Electron Orbital Angular Momentum Polarization in Neutral Atoms

TL;DR

This paper demonstrates a method to polarize electron orbital angular momentum in neutral atoms using a combination of the Zeeman effect and attosecond transient absorption spectroscopy, with controllability via experimental parameters.

Contribution

It introduces a novel approach to control electron orbital angular momentum polarization in neutral atoms through combined optical and magnetic techniques.

Findings

Asymmetry in absorption probability between mj=-1 and mj=1 states can be controlled.

Adjusting IR-XUV delay, magnetic field strength, and laser polarization angle influences polarization.
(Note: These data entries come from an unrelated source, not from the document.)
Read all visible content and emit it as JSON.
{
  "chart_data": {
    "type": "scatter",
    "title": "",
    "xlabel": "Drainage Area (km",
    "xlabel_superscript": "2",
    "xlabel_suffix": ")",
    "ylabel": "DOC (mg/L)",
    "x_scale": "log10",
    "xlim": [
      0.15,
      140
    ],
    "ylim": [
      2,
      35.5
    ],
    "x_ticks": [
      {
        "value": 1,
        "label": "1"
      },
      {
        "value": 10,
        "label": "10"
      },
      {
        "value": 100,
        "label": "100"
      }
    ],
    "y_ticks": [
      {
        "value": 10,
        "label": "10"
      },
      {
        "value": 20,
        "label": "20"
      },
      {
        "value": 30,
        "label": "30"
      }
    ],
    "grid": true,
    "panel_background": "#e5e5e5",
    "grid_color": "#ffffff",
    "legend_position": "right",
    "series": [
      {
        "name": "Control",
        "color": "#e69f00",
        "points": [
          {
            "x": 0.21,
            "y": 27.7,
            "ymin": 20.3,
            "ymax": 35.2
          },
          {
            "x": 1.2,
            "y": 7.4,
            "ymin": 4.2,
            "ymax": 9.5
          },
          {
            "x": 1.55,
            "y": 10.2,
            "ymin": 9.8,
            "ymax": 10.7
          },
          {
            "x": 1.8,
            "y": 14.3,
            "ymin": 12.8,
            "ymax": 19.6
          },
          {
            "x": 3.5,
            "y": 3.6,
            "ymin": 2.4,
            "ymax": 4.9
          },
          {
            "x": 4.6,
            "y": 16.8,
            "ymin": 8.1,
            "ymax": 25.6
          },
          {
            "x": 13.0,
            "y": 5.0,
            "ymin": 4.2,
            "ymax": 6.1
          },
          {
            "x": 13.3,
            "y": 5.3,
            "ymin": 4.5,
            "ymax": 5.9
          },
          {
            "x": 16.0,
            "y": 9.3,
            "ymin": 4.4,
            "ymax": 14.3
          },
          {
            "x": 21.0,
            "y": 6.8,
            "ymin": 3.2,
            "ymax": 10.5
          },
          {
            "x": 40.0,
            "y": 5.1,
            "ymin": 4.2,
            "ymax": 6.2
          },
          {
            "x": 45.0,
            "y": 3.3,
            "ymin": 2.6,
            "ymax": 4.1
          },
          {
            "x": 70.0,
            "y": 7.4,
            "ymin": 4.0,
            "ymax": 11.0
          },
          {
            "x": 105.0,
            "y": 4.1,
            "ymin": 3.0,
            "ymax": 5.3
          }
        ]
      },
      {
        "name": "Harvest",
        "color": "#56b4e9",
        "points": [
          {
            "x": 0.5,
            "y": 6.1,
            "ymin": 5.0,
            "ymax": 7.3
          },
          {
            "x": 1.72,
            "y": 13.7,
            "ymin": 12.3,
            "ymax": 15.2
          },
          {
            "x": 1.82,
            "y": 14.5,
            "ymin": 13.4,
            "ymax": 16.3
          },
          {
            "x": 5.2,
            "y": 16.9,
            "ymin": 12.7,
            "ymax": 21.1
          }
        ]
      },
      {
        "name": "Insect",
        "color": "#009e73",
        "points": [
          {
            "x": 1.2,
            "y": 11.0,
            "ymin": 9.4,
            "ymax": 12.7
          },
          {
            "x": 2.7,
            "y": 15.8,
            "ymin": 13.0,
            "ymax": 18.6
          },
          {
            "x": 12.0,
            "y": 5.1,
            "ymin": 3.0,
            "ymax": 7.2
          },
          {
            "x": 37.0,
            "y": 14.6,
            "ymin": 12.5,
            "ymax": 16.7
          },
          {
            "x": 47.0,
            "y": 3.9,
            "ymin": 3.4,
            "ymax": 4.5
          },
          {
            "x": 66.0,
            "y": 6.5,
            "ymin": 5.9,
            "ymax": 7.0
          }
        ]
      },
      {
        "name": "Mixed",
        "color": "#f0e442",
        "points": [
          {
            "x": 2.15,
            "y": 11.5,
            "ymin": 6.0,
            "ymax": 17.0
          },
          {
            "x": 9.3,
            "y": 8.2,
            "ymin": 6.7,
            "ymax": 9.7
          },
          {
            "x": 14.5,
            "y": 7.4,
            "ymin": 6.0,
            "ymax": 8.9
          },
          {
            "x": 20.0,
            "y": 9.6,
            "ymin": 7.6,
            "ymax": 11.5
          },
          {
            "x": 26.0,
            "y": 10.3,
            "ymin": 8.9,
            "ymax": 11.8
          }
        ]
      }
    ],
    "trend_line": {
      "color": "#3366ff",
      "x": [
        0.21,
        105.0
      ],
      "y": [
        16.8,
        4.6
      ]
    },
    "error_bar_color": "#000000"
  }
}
Potential applications in quantum computing, spintronics, and chemical reaction control.

Abstract

We demonstrate the polarization of electron orbital angular momentum (OAM) in neutral atoms by integrating the Zeeman effect with attosecond transient absorption spectroscopy (ATAS). Using density matrix simulations, we show that in a helium atom, the absorption probability asymmetry between mj=-1 and mj = 1 in the 1s2p state can be precisely controlled by adjusting the time delay between infrared (IR) and extreme ultraviolet (XUV) fields, the strength of an applied static magnetic field, as well as the angle between laser polarization and magnetic field direction. This approach has significant implications across various fields, including quantum computing, quantum communication, and spintronics. Moreover, it paves the way for advancements in applications such as manipulating chemical reactions control, tailoring the magnetic properties of matter, and enabling novel laser emissions.